Straining for such dramatic policies also ensures that the issue of illegal immigration takes on similarly dramatic proportions in the public mind. Despite the fact that asylum claims in Britain have been diminishing over the years, and that a tiny proportion (albeit one that has risen in recent months) of illegal entrants arrive via the Channel, illegal entry in this way dominates the public narrative. This type of entry, unlike the more banal routes, like overstaying on a visitor visa, gives these entrants a marauding, piratical air, serving once more to give the impression that they are criminals, undeserving of our sympathy or support.
Maintaining such an overblown narrative also justifies the cost of the more punitive elements of immigration detention. We are one of the only countries in the world to still allow the indefinite detention of immigrants and asylum seekers and so the cost of maintaining our immigration system is vast, and to significant degree, wasteful. It imprisons those who could work and support themselves while awaiting a decision, and even for those who are not detained, the refusal of work permits means they are forced to rely on the beneficence (or lack thereof) of the government. Not only does this increase the cost to the taxpayer, but it forces such individuals into the shadow economy, depriving the government of a reasonable means of tracing them, and leaving them at the mercy of unscrupulous employers.
Such costs would only rise if another leaked idea, placing asylum processing centres on distant islands, inveigled its way into actual policy. Analogously to the immigration hulks, rather than allow asylum seekers into the UK, they would be detained on a distant island (using less distant Scottish islands would surely be too much of a gift for the SNP’s independence campaign), like Ascension Island, 4,000 miles away in the Atlantic Ocean. Not only is this logistically moronic, with the 880 islanders unlikely to welcome the shadow of an immigration detention centre looming over their unspoilt landscape, but morally indefensible.
Thanks to Australia, we already have a good sense of how offshore immigration processing facilities work. In the past decade, Australia’s conservative government, the Liberal Party, has introduced tough policies intended to ‘stop the boats’, including devolving authority for asylum to the the military, with Australia’s Navy intercepting migrant boats and towing them back to Indonesia, where most set sail from. For those asylum seekers who make it through this fortification, they are sent to Nauru, an island in the Pacific, or to Manus Island, although a recent decision of the Papua New Guinea Supreme Court has forced Australia to begin to close the centre on Manus.
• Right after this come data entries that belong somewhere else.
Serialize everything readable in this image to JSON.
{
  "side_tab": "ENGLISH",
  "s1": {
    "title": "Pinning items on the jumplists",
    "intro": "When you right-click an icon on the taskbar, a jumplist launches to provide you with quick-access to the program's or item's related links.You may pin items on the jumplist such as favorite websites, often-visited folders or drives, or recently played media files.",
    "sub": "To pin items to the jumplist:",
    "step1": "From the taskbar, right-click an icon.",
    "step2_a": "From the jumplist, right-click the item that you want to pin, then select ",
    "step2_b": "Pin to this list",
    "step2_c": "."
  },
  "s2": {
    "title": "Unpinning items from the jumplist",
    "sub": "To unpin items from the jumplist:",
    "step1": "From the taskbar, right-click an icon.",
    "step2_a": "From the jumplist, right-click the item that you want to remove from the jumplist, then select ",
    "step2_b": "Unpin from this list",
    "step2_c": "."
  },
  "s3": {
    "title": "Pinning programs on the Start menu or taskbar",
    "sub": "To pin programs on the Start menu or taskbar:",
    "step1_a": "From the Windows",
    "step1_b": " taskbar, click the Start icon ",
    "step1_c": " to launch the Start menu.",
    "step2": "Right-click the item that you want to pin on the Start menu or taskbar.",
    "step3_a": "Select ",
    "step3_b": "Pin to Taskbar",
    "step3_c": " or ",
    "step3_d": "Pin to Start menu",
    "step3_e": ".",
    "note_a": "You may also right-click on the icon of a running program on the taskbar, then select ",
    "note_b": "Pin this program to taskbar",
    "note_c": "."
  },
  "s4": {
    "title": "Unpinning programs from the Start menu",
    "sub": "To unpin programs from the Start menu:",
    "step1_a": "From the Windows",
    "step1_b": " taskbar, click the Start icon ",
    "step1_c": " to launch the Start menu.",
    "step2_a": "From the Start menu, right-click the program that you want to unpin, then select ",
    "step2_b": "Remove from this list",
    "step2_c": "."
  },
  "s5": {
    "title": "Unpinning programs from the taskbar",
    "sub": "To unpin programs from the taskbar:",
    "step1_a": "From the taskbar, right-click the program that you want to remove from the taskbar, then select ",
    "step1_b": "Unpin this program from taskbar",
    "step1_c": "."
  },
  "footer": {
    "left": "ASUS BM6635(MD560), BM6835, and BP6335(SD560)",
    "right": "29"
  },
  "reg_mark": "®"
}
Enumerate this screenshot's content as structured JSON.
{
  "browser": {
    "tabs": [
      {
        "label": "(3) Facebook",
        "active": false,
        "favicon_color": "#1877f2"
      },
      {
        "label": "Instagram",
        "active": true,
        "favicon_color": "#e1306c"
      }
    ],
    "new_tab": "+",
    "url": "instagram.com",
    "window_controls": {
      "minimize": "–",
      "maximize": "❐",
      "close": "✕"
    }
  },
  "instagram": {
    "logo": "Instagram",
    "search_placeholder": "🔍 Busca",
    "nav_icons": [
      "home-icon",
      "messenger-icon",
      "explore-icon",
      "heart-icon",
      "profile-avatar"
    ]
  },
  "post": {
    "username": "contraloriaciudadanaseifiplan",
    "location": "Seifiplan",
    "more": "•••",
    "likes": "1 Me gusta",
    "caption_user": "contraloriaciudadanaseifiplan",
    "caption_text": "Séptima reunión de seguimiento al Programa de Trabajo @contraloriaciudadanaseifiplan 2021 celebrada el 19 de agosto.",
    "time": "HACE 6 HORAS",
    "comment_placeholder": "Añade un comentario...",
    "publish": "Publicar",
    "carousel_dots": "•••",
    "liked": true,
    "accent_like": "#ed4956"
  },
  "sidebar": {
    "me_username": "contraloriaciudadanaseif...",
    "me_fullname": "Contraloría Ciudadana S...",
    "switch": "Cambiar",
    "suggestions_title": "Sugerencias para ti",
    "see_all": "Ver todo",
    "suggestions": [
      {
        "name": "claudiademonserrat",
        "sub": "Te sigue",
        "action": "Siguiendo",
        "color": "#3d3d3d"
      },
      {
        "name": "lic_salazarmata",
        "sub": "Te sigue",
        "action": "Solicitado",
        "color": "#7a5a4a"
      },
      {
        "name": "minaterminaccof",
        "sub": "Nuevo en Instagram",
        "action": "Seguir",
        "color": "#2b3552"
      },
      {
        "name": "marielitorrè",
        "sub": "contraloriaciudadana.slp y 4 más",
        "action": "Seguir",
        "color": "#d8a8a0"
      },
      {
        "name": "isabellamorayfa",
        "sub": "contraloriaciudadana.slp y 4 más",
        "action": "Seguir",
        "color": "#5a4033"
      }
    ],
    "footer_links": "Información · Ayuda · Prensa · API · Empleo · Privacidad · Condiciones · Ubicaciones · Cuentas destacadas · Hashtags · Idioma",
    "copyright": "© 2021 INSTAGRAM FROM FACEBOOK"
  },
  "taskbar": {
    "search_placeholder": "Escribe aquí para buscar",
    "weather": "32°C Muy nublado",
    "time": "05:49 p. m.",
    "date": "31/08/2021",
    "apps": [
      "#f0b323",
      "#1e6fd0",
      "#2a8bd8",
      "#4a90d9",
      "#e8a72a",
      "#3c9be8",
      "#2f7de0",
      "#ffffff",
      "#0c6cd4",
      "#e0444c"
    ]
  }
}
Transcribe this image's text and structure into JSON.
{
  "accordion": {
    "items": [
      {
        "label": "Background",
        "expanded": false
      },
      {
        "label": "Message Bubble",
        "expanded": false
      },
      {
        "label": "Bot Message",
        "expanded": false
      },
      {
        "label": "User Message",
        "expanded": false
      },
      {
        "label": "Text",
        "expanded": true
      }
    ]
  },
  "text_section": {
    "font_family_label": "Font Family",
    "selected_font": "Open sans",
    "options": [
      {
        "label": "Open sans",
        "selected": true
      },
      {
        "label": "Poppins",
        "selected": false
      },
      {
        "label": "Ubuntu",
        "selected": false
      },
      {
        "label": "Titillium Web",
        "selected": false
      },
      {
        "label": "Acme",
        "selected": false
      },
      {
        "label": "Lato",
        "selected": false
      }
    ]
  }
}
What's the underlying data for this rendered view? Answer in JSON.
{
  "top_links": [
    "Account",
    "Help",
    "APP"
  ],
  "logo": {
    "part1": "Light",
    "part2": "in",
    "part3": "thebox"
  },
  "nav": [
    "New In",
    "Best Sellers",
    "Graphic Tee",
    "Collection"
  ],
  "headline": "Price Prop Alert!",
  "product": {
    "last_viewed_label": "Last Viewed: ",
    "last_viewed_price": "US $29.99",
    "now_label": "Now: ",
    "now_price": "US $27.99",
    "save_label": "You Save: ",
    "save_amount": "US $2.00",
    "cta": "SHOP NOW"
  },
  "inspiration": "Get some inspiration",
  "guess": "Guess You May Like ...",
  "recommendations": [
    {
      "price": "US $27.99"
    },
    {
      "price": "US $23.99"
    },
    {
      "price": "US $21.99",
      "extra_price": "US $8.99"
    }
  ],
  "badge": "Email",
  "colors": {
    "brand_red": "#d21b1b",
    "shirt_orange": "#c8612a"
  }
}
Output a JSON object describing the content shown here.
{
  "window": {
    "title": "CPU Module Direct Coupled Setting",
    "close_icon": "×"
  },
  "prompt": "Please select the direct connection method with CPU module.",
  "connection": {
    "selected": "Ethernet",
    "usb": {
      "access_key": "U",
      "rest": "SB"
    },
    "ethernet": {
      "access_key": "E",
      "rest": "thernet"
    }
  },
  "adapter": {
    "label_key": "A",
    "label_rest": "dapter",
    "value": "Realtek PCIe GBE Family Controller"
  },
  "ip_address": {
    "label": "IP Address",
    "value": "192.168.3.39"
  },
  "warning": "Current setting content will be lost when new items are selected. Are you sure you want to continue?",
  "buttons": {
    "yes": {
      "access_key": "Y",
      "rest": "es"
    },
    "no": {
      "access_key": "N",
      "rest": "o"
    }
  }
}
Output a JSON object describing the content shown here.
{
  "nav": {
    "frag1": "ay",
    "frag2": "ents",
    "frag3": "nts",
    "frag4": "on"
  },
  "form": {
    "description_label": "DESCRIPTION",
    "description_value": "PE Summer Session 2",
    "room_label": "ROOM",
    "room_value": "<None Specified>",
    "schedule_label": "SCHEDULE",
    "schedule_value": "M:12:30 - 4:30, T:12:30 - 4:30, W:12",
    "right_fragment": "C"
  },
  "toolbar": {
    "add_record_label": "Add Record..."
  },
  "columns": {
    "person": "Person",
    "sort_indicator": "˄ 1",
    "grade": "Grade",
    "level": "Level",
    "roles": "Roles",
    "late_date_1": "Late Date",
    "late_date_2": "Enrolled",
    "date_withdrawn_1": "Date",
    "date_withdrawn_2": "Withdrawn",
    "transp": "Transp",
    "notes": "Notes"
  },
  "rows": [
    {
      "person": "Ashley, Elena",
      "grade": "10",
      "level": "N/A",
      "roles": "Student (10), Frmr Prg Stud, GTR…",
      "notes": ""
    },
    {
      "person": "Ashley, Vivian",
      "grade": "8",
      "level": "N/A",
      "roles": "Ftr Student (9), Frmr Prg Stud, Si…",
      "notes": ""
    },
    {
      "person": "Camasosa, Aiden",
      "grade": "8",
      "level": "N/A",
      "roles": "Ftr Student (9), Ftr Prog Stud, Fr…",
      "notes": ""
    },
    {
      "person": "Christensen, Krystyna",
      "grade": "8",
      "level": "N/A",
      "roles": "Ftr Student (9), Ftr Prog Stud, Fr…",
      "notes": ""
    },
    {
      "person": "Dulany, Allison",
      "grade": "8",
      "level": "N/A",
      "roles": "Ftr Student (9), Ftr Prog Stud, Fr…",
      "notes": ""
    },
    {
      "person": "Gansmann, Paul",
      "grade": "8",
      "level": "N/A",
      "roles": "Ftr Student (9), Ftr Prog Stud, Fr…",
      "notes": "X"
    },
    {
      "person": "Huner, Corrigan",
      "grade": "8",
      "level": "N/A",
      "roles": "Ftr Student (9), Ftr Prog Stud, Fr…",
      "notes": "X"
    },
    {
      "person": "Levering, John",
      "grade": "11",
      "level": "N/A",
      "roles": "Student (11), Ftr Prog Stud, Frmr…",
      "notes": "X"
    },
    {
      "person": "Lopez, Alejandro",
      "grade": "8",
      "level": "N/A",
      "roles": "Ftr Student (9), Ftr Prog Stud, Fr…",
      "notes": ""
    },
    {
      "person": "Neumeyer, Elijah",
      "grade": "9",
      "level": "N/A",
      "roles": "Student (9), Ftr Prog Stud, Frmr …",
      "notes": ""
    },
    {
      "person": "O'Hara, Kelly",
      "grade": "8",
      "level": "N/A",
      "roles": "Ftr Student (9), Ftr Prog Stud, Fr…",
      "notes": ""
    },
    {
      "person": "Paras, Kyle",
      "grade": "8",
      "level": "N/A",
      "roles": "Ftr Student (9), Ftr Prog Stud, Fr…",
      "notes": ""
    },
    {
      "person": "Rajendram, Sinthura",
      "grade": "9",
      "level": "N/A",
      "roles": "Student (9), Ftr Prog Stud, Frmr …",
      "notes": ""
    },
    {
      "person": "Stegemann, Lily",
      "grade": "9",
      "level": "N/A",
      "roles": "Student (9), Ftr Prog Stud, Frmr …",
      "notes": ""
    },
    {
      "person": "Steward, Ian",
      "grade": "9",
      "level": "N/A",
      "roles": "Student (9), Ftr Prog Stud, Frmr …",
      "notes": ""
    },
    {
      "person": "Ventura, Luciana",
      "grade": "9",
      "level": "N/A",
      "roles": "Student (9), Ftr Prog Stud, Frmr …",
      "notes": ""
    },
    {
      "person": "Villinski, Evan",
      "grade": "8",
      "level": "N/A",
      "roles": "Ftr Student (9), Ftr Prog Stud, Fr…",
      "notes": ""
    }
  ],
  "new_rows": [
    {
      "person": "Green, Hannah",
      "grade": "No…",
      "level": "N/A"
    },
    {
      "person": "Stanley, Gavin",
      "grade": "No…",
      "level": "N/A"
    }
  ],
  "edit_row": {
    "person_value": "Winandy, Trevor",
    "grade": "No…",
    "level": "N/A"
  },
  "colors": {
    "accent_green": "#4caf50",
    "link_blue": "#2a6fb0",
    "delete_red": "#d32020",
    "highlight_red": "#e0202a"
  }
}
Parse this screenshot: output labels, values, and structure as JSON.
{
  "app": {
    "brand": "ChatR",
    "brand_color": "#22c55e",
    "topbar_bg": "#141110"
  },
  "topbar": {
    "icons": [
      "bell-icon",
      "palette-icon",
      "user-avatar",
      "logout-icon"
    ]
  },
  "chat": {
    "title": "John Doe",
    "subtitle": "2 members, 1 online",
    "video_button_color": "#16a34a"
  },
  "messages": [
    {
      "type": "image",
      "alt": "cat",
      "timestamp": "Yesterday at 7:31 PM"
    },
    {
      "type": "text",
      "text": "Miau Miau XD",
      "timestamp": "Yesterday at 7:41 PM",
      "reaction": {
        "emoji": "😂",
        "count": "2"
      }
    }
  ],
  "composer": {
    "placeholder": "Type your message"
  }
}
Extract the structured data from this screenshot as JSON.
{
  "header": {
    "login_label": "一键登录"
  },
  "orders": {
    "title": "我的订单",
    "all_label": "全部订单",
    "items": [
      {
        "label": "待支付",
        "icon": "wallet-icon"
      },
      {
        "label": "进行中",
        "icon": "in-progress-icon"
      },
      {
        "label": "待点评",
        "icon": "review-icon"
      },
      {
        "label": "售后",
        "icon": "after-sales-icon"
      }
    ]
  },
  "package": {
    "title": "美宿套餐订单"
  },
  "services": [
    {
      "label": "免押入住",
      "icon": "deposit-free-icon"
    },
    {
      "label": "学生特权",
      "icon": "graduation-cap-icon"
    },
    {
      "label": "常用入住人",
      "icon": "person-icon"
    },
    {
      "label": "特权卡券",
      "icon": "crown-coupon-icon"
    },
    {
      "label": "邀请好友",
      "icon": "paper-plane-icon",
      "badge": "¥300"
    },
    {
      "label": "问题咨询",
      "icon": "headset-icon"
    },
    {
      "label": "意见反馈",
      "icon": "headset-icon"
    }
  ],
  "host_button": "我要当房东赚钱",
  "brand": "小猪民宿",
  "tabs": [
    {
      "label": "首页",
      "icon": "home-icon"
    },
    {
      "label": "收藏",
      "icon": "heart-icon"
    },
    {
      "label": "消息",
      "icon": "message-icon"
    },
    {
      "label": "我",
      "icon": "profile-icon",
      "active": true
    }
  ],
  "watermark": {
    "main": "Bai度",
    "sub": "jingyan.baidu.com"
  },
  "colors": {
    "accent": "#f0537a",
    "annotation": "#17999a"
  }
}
Last year, the Human Rights Commission found that Australia was ‘unlike any other liberal democracy’, with the centres constructed to resemble prisons and increasingly turning to techniques used for control in prisons, like restraints and stringent visitor checks.
In imitating such a policy, the government is clearly hoping that the public will view such restrictions as part of its ‘law and order’ message, rather than as part of asylum and immigration policy. It shows a government willing to take harsh action to protect the British people’s safety and economic security, rather than one that is willing to accept its obligations as one of the world’s wealthiest countries and a leading liberal democracy. Such a refusal would be alarming at the best of times, but the fact that it comes as we resile from our international obligations is distressing and counterproductive. The government claims to be aiming to be a beacon of freedom in the world, not a shadowy land of moral iniquity. So far, it has gone about this in a curious way.
Work needs to be done to repair our immigration system and our treatment of those seeking asylum. The necessary repairs, however, cannot be done by heating up grotesquely anachronistic policies castigated as inhumane at a time when slavery was still lawful, or by choosing to follow in the footsteps of Australia, one of the few liberal democracies to approach asylum in a more regrettable way than the UK. Johnson’s government spends too much time telling us we are going forward while driving its bandwagon entirely via the rear-view mirror. They need to engage with those focusing on positive, meaningful reform, not those obsessed with the past.